In November 333 and on 1 October 331, he defeated the Persian king Darius III Codomannus at Issus in Syria and Gaugamela in Assyria.


Our sources do not mention Gandarians in Darius' army, which can be explained in four ways:


(a) Alexander surprised the Persians before they had gathered their army;
(b) Darius had not recruited Gandarians;
(c) the Gandarians were known under an other name;
(d) Gandara was no longer part of the Achaemenid empire.


The first explanation is not plausible: more than five years had passed between the invasion and the decisive battle at Gaugamela.
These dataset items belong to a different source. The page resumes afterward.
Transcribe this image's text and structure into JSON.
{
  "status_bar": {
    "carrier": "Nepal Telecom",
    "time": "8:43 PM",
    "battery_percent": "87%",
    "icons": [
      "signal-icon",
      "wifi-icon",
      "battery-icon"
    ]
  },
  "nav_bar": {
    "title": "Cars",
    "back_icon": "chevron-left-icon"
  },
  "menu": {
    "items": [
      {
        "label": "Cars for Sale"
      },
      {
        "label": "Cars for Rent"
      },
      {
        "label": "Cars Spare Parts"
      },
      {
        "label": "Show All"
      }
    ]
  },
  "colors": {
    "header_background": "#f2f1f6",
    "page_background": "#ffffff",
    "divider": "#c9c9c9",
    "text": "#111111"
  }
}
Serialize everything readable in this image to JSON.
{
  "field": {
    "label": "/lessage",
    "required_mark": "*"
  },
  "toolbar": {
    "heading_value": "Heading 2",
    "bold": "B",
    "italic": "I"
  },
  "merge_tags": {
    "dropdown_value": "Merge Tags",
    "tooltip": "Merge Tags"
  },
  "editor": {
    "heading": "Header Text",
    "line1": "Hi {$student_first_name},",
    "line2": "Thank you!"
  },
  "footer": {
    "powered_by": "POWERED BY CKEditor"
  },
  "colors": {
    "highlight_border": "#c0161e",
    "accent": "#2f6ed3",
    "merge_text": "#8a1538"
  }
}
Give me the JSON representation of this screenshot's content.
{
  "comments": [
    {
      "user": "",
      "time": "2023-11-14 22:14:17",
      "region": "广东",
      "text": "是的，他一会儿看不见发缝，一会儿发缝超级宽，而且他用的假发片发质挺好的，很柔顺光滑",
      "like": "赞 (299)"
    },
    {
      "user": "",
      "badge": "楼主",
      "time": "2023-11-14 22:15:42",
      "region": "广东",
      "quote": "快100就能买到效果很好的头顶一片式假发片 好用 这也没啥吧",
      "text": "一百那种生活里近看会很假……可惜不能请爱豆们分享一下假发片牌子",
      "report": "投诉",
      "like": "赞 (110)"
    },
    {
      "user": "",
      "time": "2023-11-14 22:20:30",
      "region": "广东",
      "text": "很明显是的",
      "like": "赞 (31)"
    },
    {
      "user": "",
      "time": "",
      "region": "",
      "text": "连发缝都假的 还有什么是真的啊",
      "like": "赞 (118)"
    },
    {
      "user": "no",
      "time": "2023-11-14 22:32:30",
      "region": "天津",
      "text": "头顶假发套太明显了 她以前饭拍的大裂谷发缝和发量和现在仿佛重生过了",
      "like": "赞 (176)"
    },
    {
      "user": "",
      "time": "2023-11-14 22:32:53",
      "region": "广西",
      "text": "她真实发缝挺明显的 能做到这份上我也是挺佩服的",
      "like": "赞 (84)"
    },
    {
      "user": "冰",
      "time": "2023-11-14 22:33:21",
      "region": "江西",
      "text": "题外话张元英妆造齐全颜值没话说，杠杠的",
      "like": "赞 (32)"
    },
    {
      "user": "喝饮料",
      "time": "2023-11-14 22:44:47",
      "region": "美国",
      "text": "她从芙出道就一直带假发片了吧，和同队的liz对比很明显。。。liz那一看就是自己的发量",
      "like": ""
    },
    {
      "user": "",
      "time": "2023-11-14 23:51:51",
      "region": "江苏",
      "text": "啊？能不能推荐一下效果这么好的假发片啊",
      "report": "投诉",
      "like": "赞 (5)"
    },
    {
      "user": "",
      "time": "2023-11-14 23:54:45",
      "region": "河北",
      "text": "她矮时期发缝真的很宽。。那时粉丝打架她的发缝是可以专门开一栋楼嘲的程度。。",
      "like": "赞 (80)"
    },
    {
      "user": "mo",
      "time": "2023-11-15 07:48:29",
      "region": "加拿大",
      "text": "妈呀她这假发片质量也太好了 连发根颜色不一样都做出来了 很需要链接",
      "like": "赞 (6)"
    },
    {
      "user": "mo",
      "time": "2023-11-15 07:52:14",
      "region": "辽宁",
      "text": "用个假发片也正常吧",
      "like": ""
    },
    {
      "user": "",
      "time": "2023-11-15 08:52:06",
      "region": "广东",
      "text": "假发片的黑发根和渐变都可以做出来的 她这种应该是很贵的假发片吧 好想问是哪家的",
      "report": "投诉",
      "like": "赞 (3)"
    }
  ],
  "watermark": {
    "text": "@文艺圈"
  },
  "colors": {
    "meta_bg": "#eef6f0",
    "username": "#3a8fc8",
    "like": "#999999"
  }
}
The second explanation is unlikely, too, because the Persian king usually recruited units from all countries.

It enabled him to show his Power to the enemies and the Persian elite (e.g., king Xerxes took many soldiers with him to Greece, even though some men must have been quite useless).

The third explanation may be correct, because we read about 'Mountain Indians', who are otherwise unknown. But probably the fourth explanation is the best, because it receives confirmation from the fact that the biographers of Alexander do not mention Persian satraps.



In the first months of 329, Alexander refounded Kapisa. It was called Alexandria and surnamed 'in the Caucasus' to avoid confusion with other Alexandrias. There must have been other towns, which for centuries remained recognizably Greek.


In 329-327, Alexander was fighting in Bactria and Sogdia; in 326, however, he was back in Gandara, where he met with Indian representatives who invited the Macedonian king to come to the Punjab.

Alexander divided his army: his friend Hephaestion led an army along the Cophen (through the Khyber pass) and reached the Indus;

Alexander took a more northerly route, along the rivers Kunar and Swat, where his men killed almost every Gandarian they met in a campaign that was little short of genocide.

During the War in the Cophen valley, the Macedonians captured a city named Peucelaotis (modern Charsadda). This may once have been the center of the Persian administration, but the historians who describe Alexander's campaign, describe it as an Indian town.

Again, this suggests that Gandara had become independent. Peucelaotis is known in Indian sources as Puskalâvatî, "the city of Lotus Flowers".